We are humans because our brains and its higher level of organization and functionality, separates us from animals, as does its sophistication, its capacity for multitudes of different types of information processing, communication, thinking etc. An animal doesn't need to know about death to avoid death. Like any animal, there is just a hardwired program in the brain (instinct) called "avoid danger". Thats it. A snake has no more of an idea of what death is than a cockroach does.
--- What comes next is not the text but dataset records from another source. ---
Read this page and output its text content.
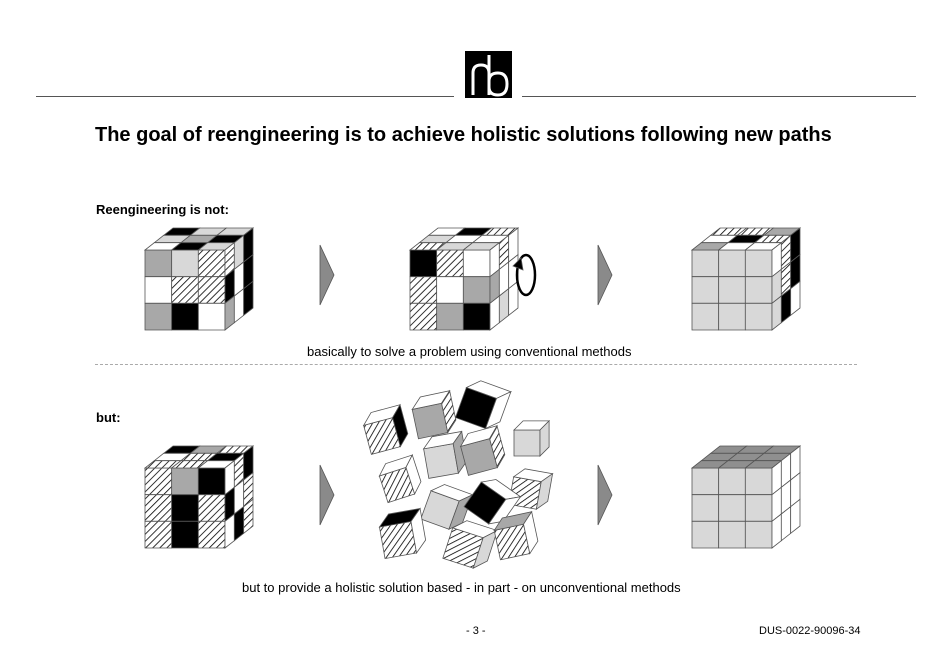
The goal of reengineering is to achieve holistic solutions following new paths
Reengineering is not:
but:
basically to solve a problem using conventional methods
but to provide a holistic solution based - in part - on unconventional methods
- 3 -	DUS-0022-90096-34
And i think bull fights are stupid. The emotion about bull fights has nothing to do with the hard facts of human neuroanatomy and brain function. It has to do with the simple path of decision making in the human brain. When presented with the idea of a bull fight or dying animal, our unconscious mental processes (processing this as a moral issue, not a logica;/rational issue), sends a strong feeling of "wrong" to our conscious awareness. We really don't know anything more than that and our rationalizations, however good they may be are simply post hoc rationalizations for a feeling about something, the origins or "reasons" of which, we have no direct access to. The very fact of how our brains processes moral questions unconsciously tells us with certainty that we have no idea if our negative response is due to innate genetic wiring or anything else as we have no ability for our conscious minds to probe those unconscious processes. Instead, we just search for "makes sense" explanations and go on with our day as if we knew it all along.
Much of your whole world is an illusion. Your ideas. Your beliefs. Even your own understanding of reality and amusing need to cling to an idea of an objective reality which doesn't even exist. In the real world, there is no such thing as colors, sounds or smells. Like much of what you think are real, these are simply constructs of the brain. So its a bit silly for you to argue what a cow is "feeling" or "imagining" or that it can actually be "comforted" as its bleeding to death after a traumatic event.
Do i think a bull should be killed for amusement?
No.
Do i think a dying bull can be "comforted" which assumes a wide range of emotions it has no capacity to experience?
No.
A dying animal for the most part knows nothing but "i cant get up". It's not wondering about its sins, an afterlife, its death nor does it have the capacity to ponder death, its meaning and so on.
Incidentally, context is everything. If it was a crocodile that had just ate a baby and someone shot it, the story wouldn't be "poor crocodile is agonizing and dying and needs comfort" and no ones minds would ever go to that place or consider the crocodiles "feelings" if he had them.